A challenge repeated
A reminder, not a single so-called legal scholar has accepted my challenge to an open debate on the constitutionality of H.R. 3590, the so-called health-care “Act” that has nothing what so-ever to do with health-care and all to do about control.
I again put forth the challenge, It would be wise for all and one to review Purpura v Sibelius Supreme Court case No. 11-7275 that lists 19-Constitutional challenges that include 4-statutory laws that prove the “Act” is unconstitutional.

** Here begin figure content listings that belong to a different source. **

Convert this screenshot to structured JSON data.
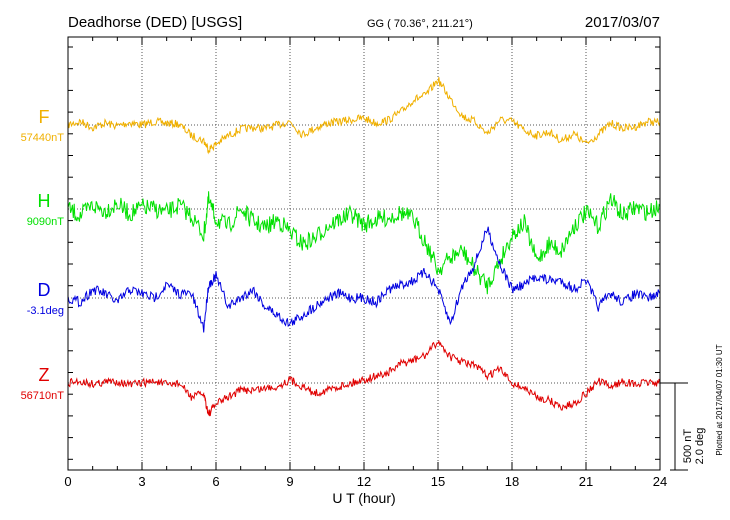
{
  "header": {
    "station": "Deadhorse (DED)  [USGS]",
    "coords": "GG ( 70.36°, 211.21°)",
    "date": "2017/03/07"
  },
  "footer": {
    "plotted": "Plotted at 2017/04/07 01:30 UT"
  },
  "scale": {
    "nt": "500 nT",
    "deg": "2.0 deg"
  },
  "chart_data": {
    "type": "line",
    "xlabel": "U T (hour)",
    "xlim": [
      0,
      24
    ],
    "xticks": [
      0,
      3,
      6,
      9,
      12,
      15,
      18,
      21,
      24
    ],
    "xtick_labels": [
      "0",
      "3",
      "6",
      "9",
      "12",
      "15",
      "18",
      "21",
      "24"
    ],
    "grid": true,
    "scale_bar": {
      "nT": 500,
      "deg": 2.0
    },
    "series": [
      {
        "name": "F",
        "baseline": "57440nT",
        "color": "#f0b000",
        "unit": "nT",
        "x": [
          0,
          0.5,
          1,
          1.5,
          2,
          2.5,
          3,
          3.5,
          4,
          4.5,
          5,
          5.5,
          5.7,
          6,
          6.5,
          7,
          7.5,
          8,
          8.5,
          9,
          9.5,
          10,
          10.5,
          11,
          11.5,
          12,
          12.5,
          13,
          13.5,
          14,
          14.5,
          15,
          15.5,
          16,
          16.5,
          17,
          17.5,
          18,
          18.5,
          19,
          19.5,
          20,
          20.5,
          21,
          21.5,
          22,
          22.5,
          23,
          23.5,
          24
        ],
        "y": [
          0,
          20,
          -15,
          10,
          -5,
          15,
          0,
          20,
          10,
          5,
          -60,
          -90,
          -140,
          -110,
          -60,
          -25,
          -15,
          -20,
          0,
          20,
          -55,
          -20,
          10,
          20,
          30,
          40,
          10,
          30,
          75,
          145,
          170,
          260,
          150,
          50,
          20,
          -50,
          30,
          20,
          -30,
          -60,
          -40,
          -90,
          -50,
          -110,
          -55,
          10,
          -20,
          -10,
          20,
          15
        ]
      },
      {
        "name": "H",
        "baseline": "9090nT",
        "color": "#00e000",
        "unit": "nT",
        "x": [
          0,
          0.5,
          1,
          1.5,
          2,
          2.5,
          3,
          3.5,
          4,
          4.5,
          5,
          5.5,
          5.7,
          6,
          6.5,
          7,
          7.5,
          8,
          8.5,
          9,
          9.5,
          10,
          10.5,
          11,
          11.5,
          12,
          12.5,
          13,
          13.5,
          14,
          14.5,
          15,
          15.5,
          16,
          16.5,
          17,
          17.5,
          18,
          18.5,
          19,
          19.5,
          20,
          20.5,
          21,
          21.5,
          22,
          22.5,
          23,
          23.5,
          24
        ],
        "y": [
          0,
          -40,
          20,
          -10,
          30,
          -30,
          10,
          0,
          -20,
          20,
          -40,
          -150,
          50,
          -60,
          -100,
          0,
          -70,
          -110,
          -60,
          -130,
          -200,
          -170,
          -100,
          -60,
          -30,
          -90,
          -60,
          -50,
          -20,
          -60,
          -190,
          -350,
          -280,
          -240,
          -350,
          -440,
          -300,
          -150,
          -80,
          -300,
          -200,
          -240,
          -100,
          -20,
          -100,
          60,
          -40,
          10,
          -20,
          20
        ]
      },
      {
        "name": "D",
        "baseline": "-3.1deg",
        "color": "#0000e0",
        "unit": "deg",
        "x": [
          0,
          0.5,
          1,
          1.5,
          2,
          2.5,
          3,
          3.5,
          4,
          4.5,
          5,
          5.5,
          5.7,
          6,
          6.5,
          7,
          7.5,
          8,
          8.5,
          9,
          9.5,
          10,
          10.5,
          11,
          11.5,
          12,
          12.5,
          13,
          13.5,
          14,
          14.5,
          15,
          15.5,
          16,
          16.5,
          17,
          17.5,
          18,
          18.5,
          19,
          19.5,
          20,
          20.5,
          21,
          21.5,
          22,
          22.5,
          23,
          23.5,
          24
        ],
        "y": [
          0,
          -0.1,
          0.2,
          0.1,
          -0.1,
          0.2,
          0.1,
          0,
          0.3,
          0.1,
          0.1,
          -0.7,
          0.3,
          0.5,
          -0.2,
          0,
          0.2,
          -0.2,
          -0.4,
          -0.6,
          -0.4,
          -0.2,
          0,
          0.1,
          0,
          0,
          -0.1,
          0.2,
          0.3,
          0.4,
          0.6,
          0.2,
          -0.6,
          0.3,
          0.8,
          1.6,
          0.8,
          0.2,
          0.3,
          0.5,
          0.4,
          0.4,
          0.2,
          0.4,
          -0.2,
          0.1,
          -0.1,
          0.1,
          0,
          0.1
        ]
      },
      {
        "name": "Z",
        "baseline": "56710nT",
        "color": "#e00000",
        "unit": "nT",
        "x": [
          0,
          0.5,
          1,
          1.5,
          2,
          2.5,
          3,
          3.5,
          4,
          4.5,
          5,
          5.5,
          5.7,
          6,
          6.5,
          7,
          7.5,
          8,
          8.5,
          9,
          9.5,
          10,
          10.5,
          11,
          11.5,
          12,
          12.5,
          13,
          13.5,
          14,
          14.5,
          15,
          15.5,
          16,
          16.5,
          17,
          17.5,
          18,
          18.5,
          19,
          19.5,
          20,
          20.5,
          21,
          21.5,
          22,
          22.5,
          23,
          23.5,
          24
        ],
        "y": [
          0,
          10,
          -5,
          5,
          10,
          -10,
          0,
          10,
          -10,
          0,
          -80,
          -60,
          -180,
          -120,
          -80,
          -40,
          -40,
          -30,
          -20,
          20,
          -20,
          -60,
          -40,
          -20,
          0,
          20,
          40,
          60,
          110,
          130,
          160,
          240,
          150,
          120,
          100,
          40,
          80,
          0,
          -30,
          -80,
          -100,
          -140,
          -120,
          -60,
          10,
          -20,
          10,
          -10,
          5,
          0
        ]
      }
    ]
  }
}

At each level of the federal system of justice, cowardly and corrupt hoodlums in black robes refused to address a single violation of the Constitution. Also noteworthy, the Department of Justice forfeited no less than three times, which was ignored by a corrupt judge who acted in connivance with the Justice Department attempt to dismiss the case. The Court of Appeals, Third Circuit, also acted in concert with the DOJ and the District Court issued ruling contrary to existing statutory law, ignored evidence and outright lied in their decisions. In violation of statutory law the decision handed down were also flawed and issued by judges who by law, were required to recuse themselves due to a financial interest in the out-come, since they were appointed by Mr. Obama.
Shamefully, the Supreme Court without explanation refused to hear the case failing to address a single violation incorporated in “H.R.3590” or the illegal acts of jurist in the lower courts, protecting the reprobates. Their refusal to address the most comprehensive legal action against Obamacare thereby allowing to an unconstitutional ‘Act” to become law.
This three Part Series is only the beginning! This outlaw administration has opened Pandora’s box.